The British/Irish agreement is different from Schengen though, in that it’s an informal agreement rather than a Treaty. Which means that both countries are free to ignore it. In practice, there are generally no checks on the land border on the island of Ireland, but there are checks at Irish airports (not British airports, though, yet) and on both sides of the Dublin-Holyhead ferry route.

For EU citizens, though, the checks usually involve just glancing at your passport rather than swiping it through anything, so no actual records are kept. The same is true for EU citizens entering a Schengen country from outside the Schengen area.

If you enter the US as a non US citizen, they not only swipe your passport, the also take your fingerprint and your photograph!!!

Ok, a yottabyte is a trillion terabytes. There isn’t that much storage on the whole Earth. But that’s ok. The NSA is perfectly capable of recording every email and phone call without yottabytes.

I could be wrong, but I’m guessing that pan1 was a member of the armed forces travelling on official orders.

Furthermore, once based in a European country, it used to be possible for US military personnel to travel to some other European countries as tourists, using military ID rather than passports to secure passage through border controls.

The rules on such travel arrangements will have changed for most border crossings since 2001.

Border crossings are recorded to some extent. A few years ago, I took my kids across from Ontario to Michigan for a weekend at a friend’s place. On the return trip, the Canadian agent had the details of my U.S. arrival the previous Friday. The Canada Border Agent didn’t even bother to take the passports from my hand (probably satisfied that my story matched my license plate).

On the other hand, contrary to mcott’s experience, I travelled 22 times to Japan between 2001 and 2008, in addition to several US and UK trips, and was never subjected to a search. I wonder if it’s because I did actually once declare something that I’d brought back, and always had my receipts in my hand when answering questions about having anything to declare.

What’s on the screen is only for the use of CBPOs. In order to find out, you could file a FOIA. Or become a CPBO.

Thailand does. They’re more efficient about it now, too, since even the podunkiest border crossing has computers. Plus I have to report to Immigration every 90 days, and one piece of information required is when I entered Thailand. This has helped them track people in several missing-person cases involving foreigners.

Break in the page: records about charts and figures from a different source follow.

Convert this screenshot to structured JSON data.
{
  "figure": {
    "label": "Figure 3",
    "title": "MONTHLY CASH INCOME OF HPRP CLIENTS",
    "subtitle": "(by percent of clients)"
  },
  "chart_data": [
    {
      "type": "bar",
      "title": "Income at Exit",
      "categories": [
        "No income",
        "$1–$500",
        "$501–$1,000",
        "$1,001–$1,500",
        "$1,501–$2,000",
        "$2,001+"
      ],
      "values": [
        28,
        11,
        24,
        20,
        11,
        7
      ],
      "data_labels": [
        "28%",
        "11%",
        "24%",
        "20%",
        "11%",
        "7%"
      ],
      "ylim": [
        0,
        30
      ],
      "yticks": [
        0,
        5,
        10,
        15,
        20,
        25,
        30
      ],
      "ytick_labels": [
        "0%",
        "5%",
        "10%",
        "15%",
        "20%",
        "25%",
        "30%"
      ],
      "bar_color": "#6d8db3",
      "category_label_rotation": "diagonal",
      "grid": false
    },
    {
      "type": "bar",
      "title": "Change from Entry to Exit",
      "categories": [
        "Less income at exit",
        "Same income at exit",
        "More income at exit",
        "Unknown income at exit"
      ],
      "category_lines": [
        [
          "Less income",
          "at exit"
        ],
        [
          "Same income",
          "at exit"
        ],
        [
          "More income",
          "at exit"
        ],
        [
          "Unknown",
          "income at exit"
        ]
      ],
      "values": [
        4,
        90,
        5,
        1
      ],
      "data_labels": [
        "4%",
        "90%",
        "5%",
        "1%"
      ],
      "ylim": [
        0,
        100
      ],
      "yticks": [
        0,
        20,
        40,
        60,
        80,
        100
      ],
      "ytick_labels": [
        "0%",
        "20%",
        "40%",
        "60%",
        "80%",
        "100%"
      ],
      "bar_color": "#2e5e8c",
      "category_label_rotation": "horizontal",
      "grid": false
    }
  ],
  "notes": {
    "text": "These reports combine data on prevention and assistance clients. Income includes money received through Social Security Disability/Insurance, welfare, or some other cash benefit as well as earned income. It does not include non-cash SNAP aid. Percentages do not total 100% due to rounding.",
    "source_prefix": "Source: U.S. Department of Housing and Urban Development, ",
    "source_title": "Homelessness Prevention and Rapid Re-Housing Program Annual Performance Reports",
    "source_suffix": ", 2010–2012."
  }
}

I recall back in the day, though, hitching through Europe. A truck driver from Britain picked me up outside of Brussels, and we passed through France with nary a check on me. At the Swiss border, since I was going to stay in Switzerland for a while, I insisted on handing my passport to a bemused guard, who glanced at it briefly, handed it back and said “Welcome to Switzerland.”

In this day and age of homeland security and anti-terrorism, what makes anyone believe that most countries would not enter your passport information when entering the country? There may be exceptions but certainly if you’re entering through US customs and immigration from an international flight, Uncle Sugar records your details. Pretty sure that there is a camera as well that snaps your photo. The US records all people entering by air. If you’re an alien, then you have a fingerprint taken as well.

Every asian country I have ever been to does (Japan, china, Nam, thailand, Malaysia, Singapore, Australia, etc). In China, be it domestic or international travel, all Chinese nationals and aliens have their details entered into the computer and photo taken.